Matérias internacionais ganham o pé da página e versam sobre os bombardeios de Israel, e sobre Lula na ONU , com a frase: "Não terceirizo obrigações por seca". Mais à frente, o presidente Lula – pois assim deve ser chamado – recebe destaque na página três com o artigo: "Lula faz discurso de comentarista na ONU".

Como infere-se desde o início, este não é um artigo acadêmico, mas um simples espelho das vidas dos países, como ocorre todos os dias nos seus jornais e nas "news" em geral. A comparação pode ser feita diariamente, e o resultado deverá ser semelhante. Sei disso porque já o fiz várias vezes. Concretamente, o mundo é feito de palavras, do que é dito, histórias e ficções que refletem e moldam realidades, como diz Yuval Harari, o maior historiador do momento.

Este artigo jornalístico, objetivamente, não cede tampouco a qualquer intenção moralista ocidental, pois a China tem sua própria e complexa história – sempre viveu sob regimes de "muita autoridade" – e vem obtendo resultados econômicos impressionantes nas últimas décadas, enquanto o Brasil, "eterna jovem democracia", parece continuar se debatendo em miscelâneas, como aparece no jornal do dia.

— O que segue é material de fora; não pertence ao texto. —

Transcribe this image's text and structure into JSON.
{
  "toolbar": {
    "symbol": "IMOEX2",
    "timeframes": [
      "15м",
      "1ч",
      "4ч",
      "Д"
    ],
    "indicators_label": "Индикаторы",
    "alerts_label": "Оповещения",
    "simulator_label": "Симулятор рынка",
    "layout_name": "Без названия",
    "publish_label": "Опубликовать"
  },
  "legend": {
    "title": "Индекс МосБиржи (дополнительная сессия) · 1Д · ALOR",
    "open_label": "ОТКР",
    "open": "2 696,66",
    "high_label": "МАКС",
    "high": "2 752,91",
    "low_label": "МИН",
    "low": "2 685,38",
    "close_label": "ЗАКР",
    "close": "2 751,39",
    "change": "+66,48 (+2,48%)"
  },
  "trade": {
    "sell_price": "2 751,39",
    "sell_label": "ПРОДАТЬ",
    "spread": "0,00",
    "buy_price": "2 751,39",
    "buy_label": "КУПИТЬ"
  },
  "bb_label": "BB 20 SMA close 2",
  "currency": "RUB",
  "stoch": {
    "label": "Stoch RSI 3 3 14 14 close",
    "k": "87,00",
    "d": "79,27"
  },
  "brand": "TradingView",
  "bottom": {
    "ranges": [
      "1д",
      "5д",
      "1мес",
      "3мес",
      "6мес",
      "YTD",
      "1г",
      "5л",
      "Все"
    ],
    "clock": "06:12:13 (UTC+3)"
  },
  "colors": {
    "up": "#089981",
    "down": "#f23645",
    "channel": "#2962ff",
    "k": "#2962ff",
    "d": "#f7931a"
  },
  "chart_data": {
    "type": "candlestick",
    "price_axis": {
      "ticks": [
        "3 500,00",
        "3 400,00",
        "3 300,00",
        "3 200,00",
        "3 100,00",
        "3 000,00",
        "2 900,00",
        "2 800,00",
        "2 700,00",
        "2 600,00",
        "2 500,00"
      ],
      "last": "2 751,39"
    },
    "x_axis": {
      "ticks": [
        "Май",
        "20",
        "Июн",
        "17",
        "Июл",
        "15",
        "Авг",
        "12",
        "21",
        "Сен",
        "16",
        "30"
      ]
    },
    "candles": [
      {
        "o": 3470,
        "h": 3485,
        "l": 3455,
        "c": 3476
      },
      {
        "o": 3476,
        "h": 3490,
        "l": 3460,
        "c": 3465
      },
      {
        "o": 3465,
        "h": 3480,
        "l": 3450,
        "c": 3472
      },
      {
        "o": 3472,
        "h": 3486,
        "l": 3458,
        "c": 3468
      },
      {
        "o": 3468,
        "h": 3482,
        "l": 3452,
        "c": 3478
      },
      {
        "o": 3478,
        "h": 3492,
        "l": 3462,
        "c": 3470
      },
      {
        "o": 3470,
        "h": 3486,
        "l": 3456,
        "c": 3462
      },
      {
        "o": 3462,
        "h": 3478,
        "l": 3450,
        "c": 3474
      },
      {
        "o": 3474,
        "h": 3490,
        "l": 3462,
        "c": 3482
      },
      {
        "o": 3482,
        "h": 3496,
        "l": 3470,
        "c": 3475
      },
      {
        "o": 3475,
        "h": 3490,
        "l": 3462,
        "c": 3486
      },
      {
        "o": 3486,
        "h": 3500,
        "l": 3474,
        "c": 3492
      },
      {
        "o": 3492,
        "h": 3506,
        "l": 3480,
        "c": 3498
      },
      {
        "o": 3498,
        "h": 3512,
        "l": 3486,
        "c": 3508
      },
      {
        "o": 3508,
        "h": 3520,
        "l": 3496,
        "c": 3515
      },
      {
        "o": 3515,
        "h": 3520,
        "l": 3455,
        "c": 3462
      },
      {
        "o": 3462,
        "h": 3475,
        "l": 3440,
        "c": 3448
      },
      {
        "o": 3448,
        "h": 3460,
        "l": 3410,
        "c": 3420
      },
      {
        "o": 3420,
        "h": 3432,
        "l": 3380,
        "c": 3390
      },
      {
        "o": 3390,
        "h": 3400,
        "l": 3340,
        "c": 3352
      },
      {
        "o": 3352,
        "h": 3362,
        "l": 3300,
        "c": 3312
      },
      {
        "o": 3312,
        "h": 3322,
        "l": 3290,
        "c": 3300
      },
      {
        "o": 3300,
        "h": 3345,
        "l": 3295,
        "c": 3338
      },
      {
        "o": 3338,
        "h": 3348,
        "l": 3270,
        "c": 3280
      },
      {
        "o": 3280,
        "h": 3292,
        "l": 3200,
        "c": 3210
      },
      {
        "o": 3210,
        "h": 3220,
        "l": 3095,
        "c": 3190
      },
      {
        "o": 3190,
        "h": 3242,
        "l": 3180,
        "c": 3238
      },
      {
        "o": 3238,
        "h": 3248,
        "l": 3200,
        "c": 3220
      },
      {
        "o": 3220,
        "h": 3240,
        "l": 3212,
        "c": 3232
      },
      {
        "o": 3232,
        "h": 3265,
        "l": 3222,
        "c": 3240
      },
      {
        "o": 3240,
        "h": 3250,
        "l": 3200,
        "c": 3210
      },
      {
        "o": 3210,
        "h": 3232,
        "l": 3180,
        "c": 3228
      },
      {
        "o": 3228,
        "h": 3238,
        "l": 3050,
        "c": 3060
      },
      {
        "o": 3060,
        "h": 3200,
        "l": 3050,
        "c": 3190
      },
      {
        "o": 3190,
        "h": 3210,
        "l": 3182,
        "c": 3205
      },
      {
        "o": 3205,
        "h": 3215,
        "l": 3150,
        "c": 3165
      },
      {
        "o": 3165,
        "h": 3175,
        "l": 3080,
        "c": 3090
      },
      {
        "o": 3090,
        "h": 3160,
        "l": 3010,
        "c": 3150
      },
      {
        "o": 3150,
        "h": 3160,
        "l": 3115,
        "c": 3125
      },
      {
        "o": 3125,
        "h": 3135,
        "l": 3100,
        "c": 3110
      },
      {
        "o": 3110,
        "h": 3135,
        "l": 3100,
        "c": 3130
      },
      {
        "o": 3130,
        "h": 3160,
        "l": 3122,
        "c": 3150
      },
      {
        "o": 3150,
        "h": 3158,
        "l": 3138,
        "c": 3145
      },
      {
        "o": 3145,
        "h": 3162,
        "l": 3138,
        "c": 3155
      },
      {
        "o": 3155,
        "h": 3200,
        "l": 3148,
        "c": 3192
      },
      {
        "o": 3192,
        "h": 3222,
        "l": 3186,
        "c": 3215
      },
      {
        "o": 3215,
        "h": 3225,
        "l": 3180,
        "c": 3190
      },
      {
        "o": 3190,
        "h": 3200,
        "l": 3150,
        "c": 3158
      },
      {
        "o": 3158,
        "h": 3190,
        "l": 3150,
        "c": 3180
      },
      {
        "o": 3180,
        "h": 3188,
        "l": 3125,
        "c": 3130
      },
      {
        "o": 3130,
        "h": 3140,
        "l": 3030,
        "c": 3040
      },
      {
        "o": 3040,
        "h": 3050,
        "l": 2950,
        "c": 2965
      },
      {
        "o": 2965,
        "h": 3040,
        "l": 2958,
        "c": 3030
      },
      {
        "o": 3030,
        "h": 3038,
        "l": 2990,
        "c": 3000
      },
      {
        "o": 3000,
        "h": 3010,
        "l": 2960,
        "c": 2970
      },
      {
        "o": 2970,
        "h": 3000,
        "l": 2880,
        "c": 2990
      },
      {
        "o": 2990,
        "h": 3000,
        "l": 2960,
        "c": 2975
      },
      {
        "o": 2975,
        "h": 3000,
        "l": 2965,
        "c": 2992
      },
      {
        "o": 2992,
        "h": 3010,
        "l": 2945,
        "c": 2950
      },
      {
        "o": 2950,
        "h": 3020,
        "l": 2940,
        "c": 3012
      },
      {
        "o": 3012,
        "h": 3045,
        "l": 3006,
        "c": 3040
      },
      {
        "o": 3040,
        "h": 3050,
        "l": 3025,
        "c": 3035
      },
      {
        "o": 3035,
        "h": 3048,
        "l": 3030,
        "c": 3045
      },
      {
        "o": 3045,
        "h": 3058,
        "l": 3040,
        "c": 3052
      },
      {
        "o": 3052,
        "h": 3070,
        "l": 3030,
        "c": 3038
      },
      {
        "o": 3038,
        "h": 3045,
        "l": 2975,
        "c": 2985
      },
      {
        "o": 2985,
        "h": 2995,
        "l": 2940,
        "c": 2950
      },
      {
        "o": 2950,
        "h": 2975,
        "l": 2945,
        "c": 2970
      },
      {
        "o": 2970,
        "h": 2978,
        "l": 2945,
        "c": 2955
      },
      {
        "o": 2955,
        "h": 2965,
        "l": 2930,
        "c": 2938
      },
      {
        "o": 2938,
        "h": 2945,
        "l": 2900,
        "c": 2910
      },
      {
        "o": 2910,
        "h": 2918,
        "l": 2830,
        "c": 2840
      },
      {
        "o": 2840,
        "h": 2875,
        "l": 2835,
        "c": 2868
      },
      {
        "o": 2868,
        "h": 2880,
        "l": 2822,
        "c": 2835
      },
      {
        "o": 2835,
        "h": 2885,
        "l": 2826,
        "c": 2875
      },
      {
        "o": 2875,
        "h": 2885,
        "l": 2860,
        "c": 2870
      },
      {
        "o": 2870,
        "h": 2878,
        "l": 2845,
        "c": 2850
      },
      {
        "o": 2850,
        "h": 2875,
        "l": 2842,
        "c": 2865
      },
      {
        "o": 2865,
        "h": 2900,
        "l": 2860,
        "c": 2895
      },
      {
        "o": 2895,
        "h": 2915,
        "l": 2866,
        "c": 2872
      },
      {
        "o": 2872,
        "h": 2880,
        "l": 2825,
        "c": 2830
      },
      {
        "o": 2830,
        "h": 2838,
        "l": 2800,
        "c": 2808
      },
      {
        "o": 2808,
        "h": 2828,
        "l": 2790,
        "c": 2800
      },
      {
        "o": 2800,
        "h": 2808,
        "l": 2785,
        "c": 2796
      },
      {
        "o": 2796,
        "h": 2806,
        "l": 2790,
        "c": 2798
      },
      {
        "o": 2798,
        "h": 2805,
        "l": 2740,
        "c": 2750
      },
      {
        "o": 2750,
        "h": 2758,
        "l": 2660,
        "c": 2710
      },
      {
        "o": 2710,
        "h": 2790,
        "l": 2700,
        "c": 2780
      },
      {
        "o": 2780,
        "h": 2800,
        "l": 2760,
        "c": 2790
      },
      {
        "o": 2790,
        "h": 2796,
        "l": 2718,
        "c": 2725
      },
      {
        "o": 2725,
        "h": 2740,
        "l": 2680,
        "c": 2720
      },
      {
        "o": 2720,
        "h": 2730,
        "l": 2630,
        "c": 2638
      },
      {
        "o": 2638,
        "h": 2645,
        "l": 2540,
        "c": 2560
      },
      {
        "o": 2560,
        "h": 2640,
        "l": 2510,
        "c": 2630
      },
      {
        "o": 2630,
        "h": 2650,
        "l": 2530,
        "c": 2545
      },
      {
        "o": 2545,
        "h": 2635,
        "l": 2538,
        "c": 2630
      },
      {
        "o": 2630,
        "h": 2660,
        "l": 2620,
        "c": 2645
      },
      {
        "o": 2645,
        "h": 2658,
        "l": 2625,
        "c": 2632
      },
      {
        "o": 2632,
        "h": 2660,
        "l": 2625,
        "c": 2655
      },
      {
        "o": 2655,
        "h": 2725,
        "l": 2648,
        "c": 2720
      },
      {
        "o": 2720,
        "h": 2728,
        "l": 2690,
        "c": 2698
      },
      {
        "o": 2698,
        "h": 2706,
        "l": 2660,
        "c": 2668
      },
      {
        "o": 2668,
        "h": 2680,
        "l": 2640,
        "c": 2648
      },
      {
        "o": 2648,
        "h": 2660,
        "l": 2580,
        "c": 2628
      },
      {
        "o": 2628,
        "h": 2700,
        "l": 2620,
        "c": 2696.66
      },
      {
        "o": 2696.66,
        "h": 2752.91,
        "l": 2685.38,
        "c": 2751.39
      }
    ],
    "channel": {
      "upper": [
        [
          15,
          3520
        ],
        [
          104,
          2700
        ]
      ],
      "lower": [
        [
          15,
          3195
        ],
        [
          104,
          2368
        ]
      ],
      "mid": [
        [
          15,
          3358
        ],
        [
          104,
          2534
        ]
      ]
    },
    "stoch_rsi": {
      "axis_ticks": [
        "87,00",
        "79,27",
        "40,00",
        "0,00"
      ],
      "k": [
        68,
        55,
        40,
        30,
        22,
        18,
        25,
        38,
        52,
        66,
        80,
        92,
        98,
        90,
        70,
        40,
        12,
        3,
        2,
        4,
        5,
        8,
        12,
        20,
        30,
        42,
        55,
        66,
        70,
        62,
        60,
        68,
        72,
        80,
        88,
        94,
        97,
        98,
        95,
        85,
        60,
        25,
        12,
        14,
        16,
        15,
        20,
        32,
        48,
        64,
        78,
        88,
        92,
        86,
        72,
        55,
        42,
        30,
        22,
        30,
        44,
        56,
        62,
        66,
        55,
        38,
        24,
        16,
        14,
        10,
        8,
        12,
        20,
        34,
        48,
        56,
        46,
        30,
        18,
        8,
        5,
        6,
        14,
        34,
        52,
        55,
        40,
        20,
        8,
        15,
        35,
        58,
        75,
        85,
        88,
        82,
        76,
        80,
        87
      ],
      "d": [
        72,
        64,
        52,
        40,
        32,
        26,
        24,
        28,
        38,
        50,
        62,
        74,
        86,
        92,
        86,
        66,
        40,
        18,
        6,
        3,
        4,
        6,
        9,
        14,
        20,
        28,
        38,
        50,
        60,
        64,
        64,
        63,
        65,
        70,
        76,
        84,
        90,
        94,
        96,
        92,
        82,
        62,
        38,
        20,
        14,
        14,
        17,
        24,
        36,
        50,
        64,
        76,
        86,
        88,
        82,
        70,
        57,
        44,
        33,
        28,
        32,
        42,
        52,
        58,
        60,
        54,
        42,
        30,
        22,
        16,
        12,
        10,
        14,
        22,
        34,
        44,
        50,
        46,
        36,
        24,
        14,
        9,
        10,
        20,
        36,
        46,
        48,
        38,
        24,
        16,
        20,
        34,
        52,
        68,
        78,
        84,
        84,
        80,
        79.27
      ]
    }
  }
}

O fato é que a China tem um Plano de 100 anos (1949-2050) e está colocando-o em prática, como refletido nas manchetes do China Daily. E o Brasil, com isso? Certamente o Brasil não tem um plano assim, mas somos muito grandes. Somos parceiros preferenciais da China, dos Estados Unidos e da Europa. Pode não parecer pelas nossas manchetes, mas somos o maior exportador de alimentos do planeta. Para ilustrar, produzimos 80% do suco de laranja do mundo e não informamos esses consumidores planetários, nem aos brasileiros. Alimentamos o mundo. Por isso, somos o quinto maior superavit comercial do planeta, donos de minerais estratégicos, grandes produtores de energia verde , o maior produtor de energia renovável entre países de consumo relevante, um dos maiores mercados internos de consumo do mundo, a maior reserva de água do planeta, um dos maiores potenciais turísticos do mundo e muito mais.

Caro leitor, vou parando por aqui, antes que seja acusado de defender o controle da imprensa – longe disso. Explico: por vezes, ouvimos de especialistas internacionais que nossa avançada imprensa trata muito mais de fatos do que de contextos. Seria porque o país se perde de seu contexto diariamente ou porque nossos meios de comunicação não têm o hábito de enxergar o lado positivo do Brasil, já que isso poderia ser visto como "chapa-branca"?